Discrepant documents
When discovering discrepant documents, the issuing bank must send a MT 734 – Advice of Refusal and may, in its sole judgement approach the applicant for a waiver of discrepancies. If the applicant accepts (waives) the discrepancies, the issuing bank will need to send an MT732 – Advice of Discharge.
If the presentation falls under the definition of complying presentation and the issuing bank has provided the Reimbursement Instructions, the negotiating bank must forward the Reimbursement claim vide MT742 to the Reimbursing Bank.
In the absence of reimbursement instructions, the negotiating bank will forward the credit complying documents to the issuing bank with a request to remit the proceeds. The issuing bank, subject to examination and confirming that the documents ‘comply’ must honour the presentation and remit the proceeds via MT202 as per the negotiating bank’s covering schedule and advise the negotiating bank about the payment via MT756.
If the negotiating bank, during the examination of the presentation, finds discrepancies and chooses to advise the discrepancies to the issuing bank even before dispatching the documents, it can send an MT750 seeking the approval to honour the documents presented that are not in accordance with the terms and conditions of the credit. The issuing bank, may, after obtaining the acceptance of the applicant, forward MT752(Authorisation to Pay, Accept or Negotiate), advising the negotiating bank that the presentation of the documents may be honoured, notwithstanding the discrepancies, provided they are otherwise in order.

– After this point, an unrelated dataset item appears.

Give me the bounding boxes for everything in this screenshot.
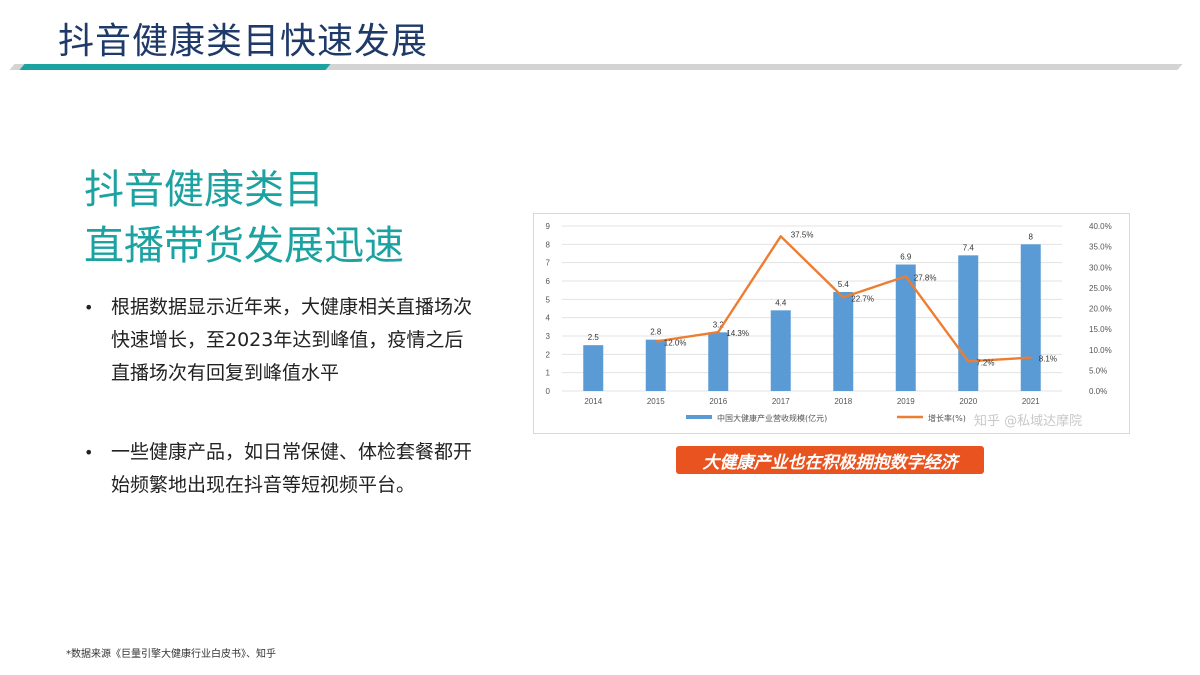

The negotiating bank, handling the negotiation of complying presentation, must send a MT754 advising the issuing bank that the documents have been presented in accordance with the terms of a documentary credit and are being forwarded as instructed.
Conclusion
Structured messages enable the efficient and direct processing of documentary credits with minimum manual intervention. Furthermore, they help to minimise errors or gaps in the interpretation of the content with well-defined fields and field contents in SWIFT messages.